Задача 14. Решите уравнение: \(20\sin x-21\cos x = 7\)
ОТВЕТ: \(\arcsin \dfrac{7}{{29}} + \arcsin \dfrac{{21}}{{29}} + 2\pi k;\quad \pi -\arcsin \dfrac{7}{{29}} + \arcsin \dfrac{{21}}{{29}} + 2\pi k;\quad \,k \in Z.\)

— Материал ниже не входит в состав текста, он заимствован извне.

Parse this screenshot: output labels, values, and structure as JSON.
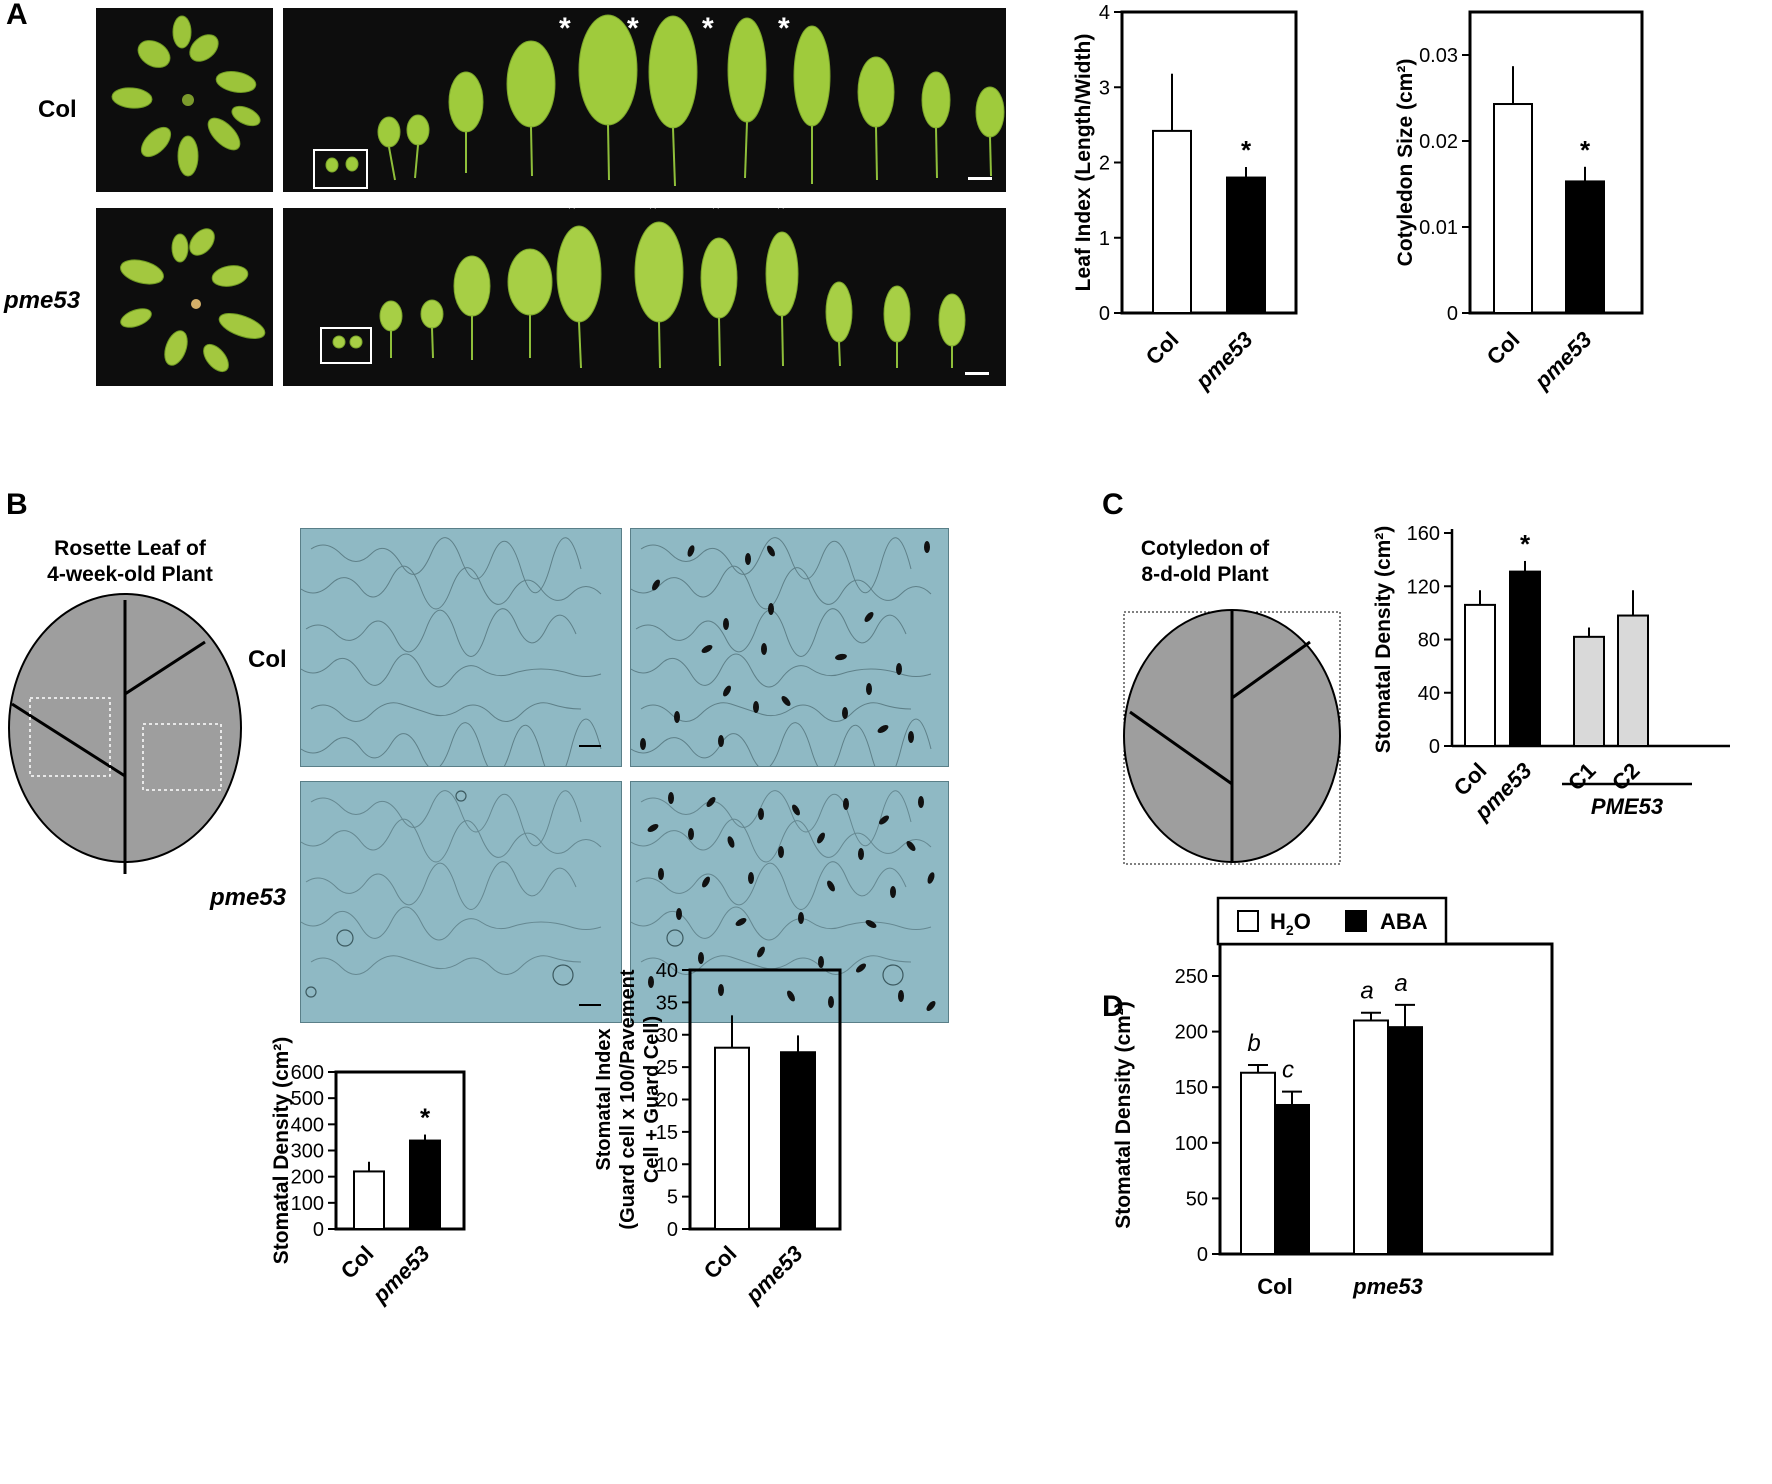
{
  "panel_letters": {
    "a": "A",
    "b": "B",
    "c": "C",
    "d": "D"
  },
  "panelA": {
    "row_labels": [
      "Col",
      "pme53"
    ],
    "asterisk": "*"
  },
  "panelB": {
    "schematic_title_line1": "Rosette Leaf of",
    "schematic_title_line2": "4-week-old Plant",
    "row_labels": [
      "Col",
      "pme53"
    ]
  },
  "panelC": {
    "schematic_title_line1": "Cotyledon of",
    "schematic_title_line2": "8-d-old Plant"
  },
  "chart_data": [
    {
      "id": "A-leaf-index",
      "type": "bar",
      "categories": [
        "Col",
        "pme53"
      ],
      "values": [
        2.42,
        1.8
      ],
      "errors": [
        0.76,
        0.14
      ],
      "bar_fills": [
        "#ffffff",
        "#000000"
      ],
      "significance": [
        "",
        "*"
      ],
      "ylabel": "Leaf Index (Length/Width)",
      "ylim": [
        0,
        4
      ],
      "yticks": [
        "0",
        "1",
        "2",
        "3",
        "4"
      ]
    },
    {
      "id": "A-cotyledon-size",
      "type": "bar",
      "categories": [
        "Col",
        "pme53"
      ],
      "values": [
        0.0243,
        0.0153
      ],
      "errors": [
        0.0044,
        0.0017
      ],
      "bar_fills": [
        "#ffffff",
        "#000000"
      ],
      "significance": [
        "",
        "*"
      ],
      "ylabel": "Cotyledon Size (cm²)",
      "ylim": [
        0,
        0.035
      ],
      "yticks": [
        "0",
        "0.01",
        "0.02",
        "0.03"
      ]
    },
    {
      "id": "B-stomatal-density",
      "type": "bar",
      "categories": [
        "Col",
        "pme53"
      ],
      "values": [
        220,
        338
      ],
      "errors": [
        37,
        23
      ],
      "bar_fills": [
        "#ffffff",
        "#000000"
      ],
      "significance": [
        "",
        "*"
      ],
      "ylabel": "Stomatal Density (cm²)",
      "ylim": [
        0,
        600
      ],
      "yticks": [
        "0",
        "100",
        "200",
        "300",
        "400",
        "500",
        "600"
      ]
    },
    {
      "id": "B-stomatal-index",
      "type": "bar",
      "categories": [
        "Col",
        "pme53"
      ],
      "values": [
        28.0,
        27.3
      ],
      "errors": [
        5.0,
        2.6
      ],
      "bar_fills": [
        "#ffffff",
        "#000000"
      ],
      "significance": [
        "",
        ""
      ],
      "ylabel_lines": [
        "Stomatal Index",
        "(Guard cell x 100/Pavement",
        "Cell + Guard Cell)"
      ],
      "ylim": [
        0,
        40
      ],
      "yticks": [
        "0",
        "5",
        "10",
        "15",
        "20",
        "25",
        "30",
        "35",
        "40"
      ]
    },
    {
      "id": "C-stomatal-density",
      "type": "bar",
      "categories": [
        "Col",
        "pme53",
        "C1",
        "C2"
      ],
      "values": [
        106,
        131,
        82,
        98
      ],
      "errors": [
        11,
        8,
        7,
        19
      ],
      "bar_fills": [
        "#ffffff",
        "#000000",
        "#d9d9d9",
        "#d9d9d9"
      ],
      "significance": [
        "",
        "*",
        "",
        ""
      ],
      "ylabel": "Stomatal Density (cm²)",
      "ylim": [
        0,
        160
      ],
      "yticks": [
        "0",
        "40",
        "80",
        "120",
        "160"
      ],
      "group_label": "PME53"
    },
    {
      "id": "D-stomatal-density",
      "type": "bar",
      "categories": [
        "Col",
        "pme53"
      ],
      "series": [
        {
          "name": "H2O",
          "values": [
            163,
            210
          ],
          "errors": [
            7,
            7
          ],
          "letters": [
            "b",
            "a"
          ],
          "fill": "#ffffff"
        },
        {
          "name": "ABA",
          "values": [
            134,
            204
          ],
          "errors": [
            12,
            20
          ],
          "letters": [
            "c",
            "a"
          ],
          "fill": "#000000"
        }
      ],
      "legend": {
        "h2o_prefix": "H",
        "h2o_sub": "2",
        "h2o_suffix": "O",
        "aba": "ABA"
      },
      "ylabel": "Stomatal Density (cm²)",
      "ylim": [
        0,
        250
      ],
      "yticks": [
        "0",
        "50",
        "100",
        "150",
        "200",
        "250"
      ]
    }
  ]
}
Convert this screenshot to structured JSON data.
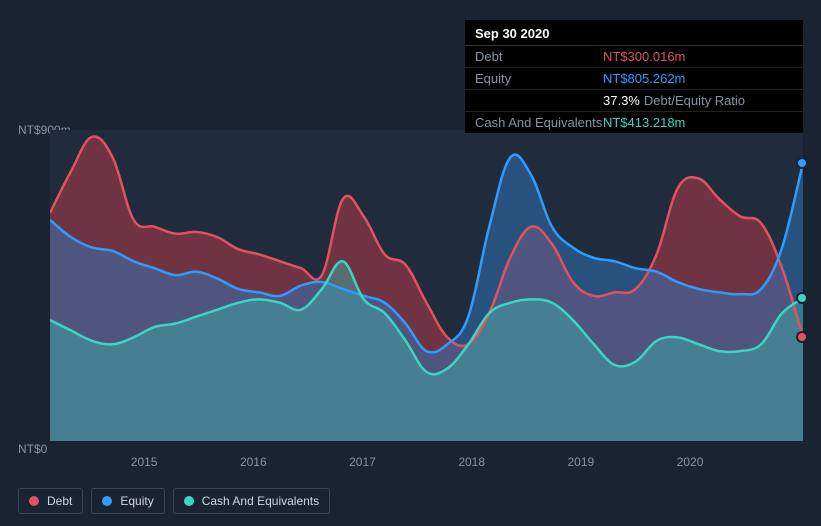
{
  "background_color": "#1a2332",
  "plot_background": "#202c3c",
  "tooltip": {
    "date": "Sep 30 2020",
    "rows": [
      {
        "label": "Debt",
        "value": "NT$300.016m",
        "class": "debt"
      },
      {
        "label": "Equity",
        "value": "NT$805.262m",
        "class": "equity"
      },
      {
        "label": "",
        "pct": "37.3%",
        "suffix": "Debt/Equity Ratio",
        "class": "ratio"
      },
      {
        "label": "Cash And Equivalents",
        "value": "NT$413.218m",
        "class": "cash"
      }
    ]
  },
  "chart": {
    "y_max_label": "NT$900m",
    "y_min_label": "NT$0",
    "y_max": 900,
    "y_min": 0,
    "x_ticks": [
      "2015",
      "2016",
      "2017",
      "2018",
      "2019",
      "2020"
    ],
    "x_tick_positions_pct": [
      12.5,
      27,
      41.5,
      56,
      70.5,
      85
    ],
    "series": {
      "debt": {
        "label": "Debt",
        "color": "#e05260",
        "fill_color": "rgba(179,58,69,0.55)",
        "values": [
          660,
          780,
          880,
          820,
          640,
          620,
          600,
          605,
          590,
          555,
          540,
          520,
          500,
          480,
          700,
          650,
          540,
          510,
          400,
          300,
          280,
          370,
          530,
          620,
          570,
          460,
          420,
          430,
          440,
          540,
          730,
          760,
          700,
          650,
          630,
          500,
          300
        ]
      },
      "equity": {
        "label": "Equity",
        "color": "#2f9bff",
        "fill_color": "rgba(47,120,190,0.50)",
        "values": [
          640,
          590,
          560,
          550,
          520,
          500,
          480,
          490,
          470,
          440,
          430,
          420,
          450,
          460,
          440,
          420,
          400,
          340,
          260,
          280,
          360,
          620,
          820,
          770,
          620,
          560,
          530,
          520,
          500,
          490,
          460,
          440,
          430,
          425,
          440,
          560,
          805
        ]
      },
      "cash": {
        "label": "Cash And Equivalents",
        "color": "#3ad6c5",
        "fill_color": "rgba(58,180,170,0.45)",
        "values": [
          350,
          320,
          290,
          280,
          300,
          330,
          340,
          360,
          380,
          400,
          410,
          400,
          380,
          440,
          520,
          410,
          370,
          290,
          200,
          210,
          280,
          370,
          400,
          410,
          400,
          350,
          280,
          220,
          230,
          290,
          300,
          280,
          260,
          260,
          280,
          370,
          413
        ]
      }
    },
    "end_markers": [
      {
        "series": "equity",
        "y": 805
      },
      {
        "series": "cash",
        "y": 413
      },
      {
        "series": "debt",
        "y": 300
      }
    ]
  },
  "legend": [
    {
      "label": "Debt",
      "color": "#e05260"
    },
    {
      "label": "Equity",
      "color": "#2f9bff"
    },
    {
      "label": "Cash And Equivalents",
      "color": "#3ad6c5"
    }
  ]
}
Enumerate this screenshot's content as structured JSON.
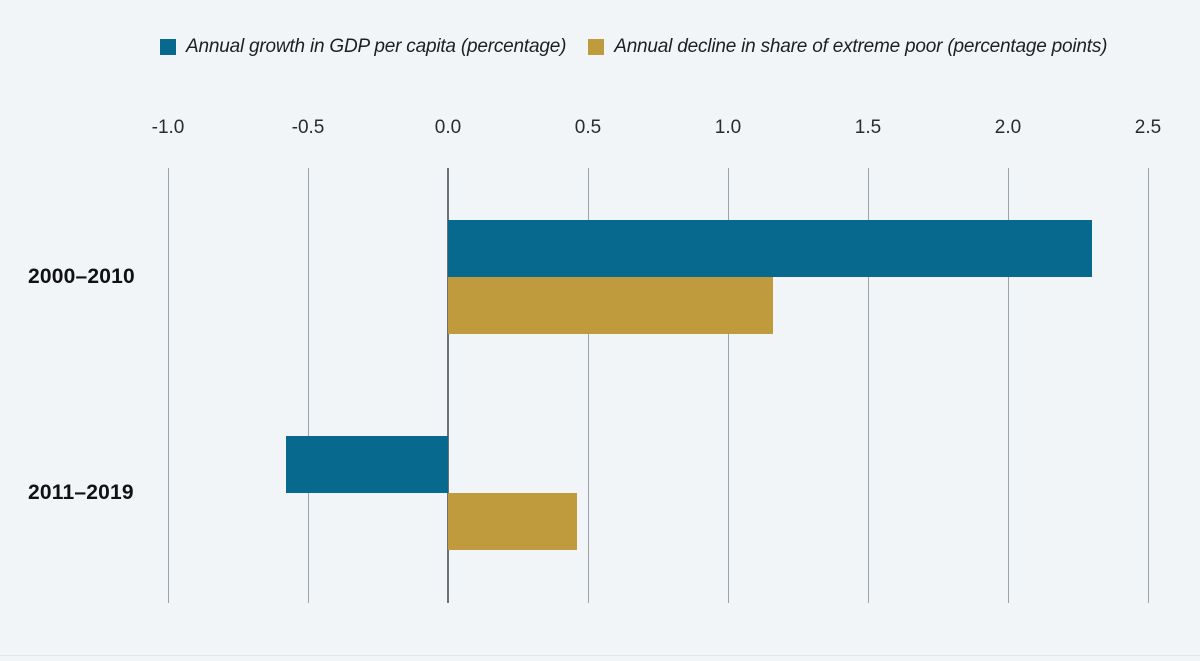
{
  "page": {
    "background": "#f1f5f8"
  },
  "chart_data": {
    "type": "bar",
    "orientation": "horizontal",
    "title": "",
    "xlabel": "",
    "ylabel": "",
    "categories": [
      "2000–2010",
      "2011–2019"
    ],
    "series": [
      {
        "id": "gdp-growth",
        "name": "Annual growth in GDP per capita (percentage)",
        "color": "#07698d",
        "values": [
          2.3,
          -0.58
        ]
      },
      {
        "id": "poor-decline",
        "name": "Annual decline in share of extreme poor (percentage points)",
        "color": "#bf9b3d",
        "values": [
          1.16,
          0.46
        ]
      }
    ],
    "xlim": [
      -1.0,
      2.5
    ],
    "x_ticks": [
      -1.0,
      -0.5,
      0.0,
      0.5,
      1.0,
      1.5,
      2.0,
      2.5
    ],
    "x_tick_labels": [
      "-1.0",
      "-0.5",
      "0.0",
      "0.5",
      "1.0",
      "1.5",
      "2.0",
      "2.5"
    ],
    "grid": true,
    "axis_position": "top",
    "legend_position": "top",
    "colors": {
      "gridline": "#9aa3ab",
      "zero_line": "#68717a",
      "tick_text": "#2b2b2b",
      "category_text": "#111111",
      "legend_text": "#1f1f1f"
    }
  }
}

\(20\sin x-21\cos x = 7.\) Уравнение вида: \(a\sin x + b\cos x = c,\;\;\)где \(\;a = 20,\,\,\,\,b = -21,\;\;c = 7.\) Разделим обе части исходного уравнения на \(\sqrt {{a^2} + {b^2}} ,\;\) то есть на \(\sqrt {{{20}^2} + {{\left( {-21} \right)}^2}} = 29.\) \(\dfrac{{20}}{{29}}\sin x-\dfrac{{21}}{{29}}\cos x = \dfrac{7}{{29}}.\) Так как \({\left( {\dfrac{{20}}{{29}}} \right)^2} + {\left( {\dfrac{{21}}{{29}}} \right)^2} = 1,\) то пусть \(\cos \varphi = \dfrac{{20}}{{29}},\,\,\,\sin \varphi = \dfrac{{21}}{{29}}.\) Тогда уравнение примет вид: \(\dfrac{{20}}{{29}}\sin x-\dfrac{{21}}{{29}}\cos x = \dfrac{7}{{29}}\,\,\,\,\,\,\,\, \Leftrightarrow \,\,\,\,\,\,\,\cos \varphi \sin x-\sin \varphi \cos x = \dfrac{7}{{29}}\,\,\,\,\,\,\,\, \Leftrightarrow \) \( \Leftrightarrow \,\,\,\,\,\,\,\sin \left( {x-\varphi } \right) = \dfrac{7}{{29}}\,\,\,\,\,\,\, \Leftrightarrow \,\,\,\,\,\,\left[ {\begin{array}{*{20}{c}}{x-\varphi = \arcsin \dfrac{7}{{29}} + 2\pi k,\,\,\,\,\,\,}\\{x-\varphi = \pi -\arcsin \dfrac{7}{{29}} + 2\pi k}\end{array}} \right.\,\,\,\,\, \Leftrightarrow \,\,\,\,\,\,\left[ {\begin{array}{*{20}{c}}{x = \arcsin \dfrac{7}{{29}} + \varphi + 2\pi k,\,\,\,\,\,\,\,\,\,}\\{x = \pi -\arcsin \dfrac{7}{{29}} + \varphi + 2\pi k,}\end{array}} \right.\,\,\,\,k \in Z.\) Так как \(\sin \varphi = \dfrac{{21}}{{29}},\) то \(\varphi = \arcsin \dfrac{{21}}{{29}}\) и \(\left[ {\begin{array}{*{20}{c}}{x = \arcsin \dfrac{7}{{29}} + \arcsin \dfrac{{21}}{{29}} + 2\pi k,\,\,\,\,\,\,\,\,\,}\\{x = \pi -\arcsin \dfrac{7}{{29}} + \arcsin \dfrac{{21}}{{29}} + 2\pi k,}\end{array}} \right.\,\,\,\,\,k \in Z.\) Ответ: \(\arcsin \dfrac{7}{{29}} + \arcsin \dfrac{{21}}{{29}} + 2\pi k;\quad \pi -\arcsin \dfrac{7}{{29}} + \arcsin \dfrac{{21}}{{29}} + 2\pi k;\quad \,k \in Z.\)